McWhinney-Morse teamed up with friends who shared the same vision. They wanted to stay connected to their community, and she recognized that everyone needed a little help — and that eventually some of us will need a lot of it.
and nothing else.
Susan McWhinney-Morse
It helps that seniors are often retired, with time to kill. Around 10,000 Americans are turning 65 every day, and that number will continue for the better part of two decades. That’s a lot of able-bodied people slowly dropping out of the workforce.
“Work stops at 65, and you have 30 more years to go,” said McWhinney-Morse, now in her 80s. “You better make sure you have a lifestyle in those 30 years. Thirty years is a long time to play golf and nothing else.”
Younger seniors are also less likely to be condescending, she pointed out.
“All of us are afraid of being pandered to, of being dumbed down,” she said. “I hate people who come and take my elbow and try to help me across the street because I have white hair. I want to say, ‘Sonny, cut that out!’”
An uphill battle
At 53, Larry Davis is the youngster of the group, and enjoys it. He knows more about snowdrifts on Mount Monadnock than he does about old age, and he’s always got a story about a picture he’s taken or the last mountain he climbed.
“This last snowstorm, it carved some really, really cool-looking stuff,” he said. “I found a snowdrift that was in the shape of like the snowboarders’ halfpipe, and it aimed right at the sun.”

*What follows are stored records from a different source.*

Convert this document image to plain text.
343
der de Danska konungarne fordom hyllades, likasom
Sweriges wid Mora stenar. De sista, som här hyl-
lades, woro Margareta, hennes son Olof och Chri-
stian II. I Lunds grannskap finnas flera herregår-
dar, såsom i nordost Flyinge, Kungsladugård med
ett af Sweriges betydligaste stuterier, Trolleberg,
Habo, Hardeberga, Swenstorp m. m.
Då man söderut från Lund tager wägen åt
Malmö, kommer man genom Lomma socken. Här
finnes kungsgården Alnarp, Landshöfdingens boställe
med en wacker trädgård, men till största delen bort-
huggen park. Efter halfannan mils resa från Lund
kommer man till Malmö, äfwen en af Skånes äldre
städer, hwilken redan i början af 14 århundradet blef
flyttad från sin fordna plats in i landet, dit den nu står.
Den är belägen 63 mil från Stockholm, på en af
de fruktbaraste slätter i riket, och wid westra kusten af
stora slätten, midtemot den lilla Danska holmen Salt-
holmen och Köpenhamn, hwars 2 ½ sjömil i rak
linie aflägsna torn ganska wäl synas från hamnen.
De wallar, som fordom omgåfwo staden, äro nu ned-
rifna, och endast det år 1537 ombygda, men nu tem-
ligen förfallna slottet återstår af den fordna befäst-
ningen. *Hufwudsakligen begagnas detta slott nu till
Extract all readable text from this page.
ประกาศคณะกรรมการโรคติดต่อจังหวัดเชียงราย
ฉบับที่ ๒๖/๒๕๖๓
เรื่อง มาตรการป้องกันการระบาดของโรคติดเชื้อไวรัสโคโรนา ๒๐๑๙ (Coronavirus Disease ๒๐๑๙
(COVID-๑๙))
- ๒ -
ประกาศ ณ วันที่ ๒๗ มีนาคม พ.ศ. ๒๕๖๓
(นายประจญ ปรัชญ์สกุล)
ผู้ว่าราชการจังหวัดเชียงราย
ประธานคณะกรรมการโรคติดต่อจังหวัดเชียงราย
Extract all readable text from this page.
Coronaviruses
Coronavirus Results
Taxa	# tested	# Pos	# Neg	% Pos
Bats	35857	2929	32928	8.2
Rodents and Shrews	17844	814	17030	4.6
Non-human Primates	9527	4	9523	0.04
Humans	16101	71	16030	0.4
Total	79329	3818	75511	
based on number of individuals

When asked who might take care of him when he gets older, Davis avoids the conversation. He never thought he'd make it this far, he admitted. He’s shared some close relationships with fast motorcycles and stiff drinks.
“I have been on borrowed time for most of my life,” he said.
Single with no kids, Davis said thoughts of his future do creep up on him, despite his best efforts. Climbing Mount Monadnock helps him convince himself he’s pushed off old age a little longer. He hiked up the mountain every day, 2,850 days in a row, in ice storms, rain and shine, until a bout of pneumonia stopped him.
“When I went to see the doctor, he said another hike could have killed me,” he remembered. "I was determined to come back and prove to myself that I could do this, that I wasn't getting old."
He wants to be the oldest person to reach the top.
Learning to grow old
The younger seniors benefit, too, from an intimate lesson in what awaits them.
Schenk’s rounds occasionally take him to the home of Tuck Gilbert, a former minister, and his wife, Bobby. During a recent snowstorm, he brought their snow tires up from the basement. And in between these household tasks, they often talk life and death.
“Sometimes people don’t want to talk about death,” Tuck Gilbert said. “Well, why the heck not? It’s there; it’s going to happen. So it isn’t a subject we tend to avoid."
“We’ve also said recently, we haven’t grown old before,” Bobby Gilbert added. “We have a lot to learn."
Her husband agrees: "We’re beginners at this.”
Hoping to help other novices to the aging game, Bobby Gilbert created a booklet on how to arrange affairs after a loved one dies. And she’s giving her husband cooking lessons in case she’s the one who goes first.
“I never liked cooking; I was never very good at it,” he said. “Bobby takes special efforts to help me learn how to cook if I'm alone or she's in a hospital or nursing home.”
Schenk loves being part of people’s lives and being able to help, but there are drawbacks to the work. He assisted a woman with computer issues for a while. Sometimes they would just chat. And then one day she suddenly died.
“I think that hit me as hard as anything recently,” he said.
The emotional attachment isn’t in the job description. But being part of that woman's life, and being part of this community, he said, has made it all worth it.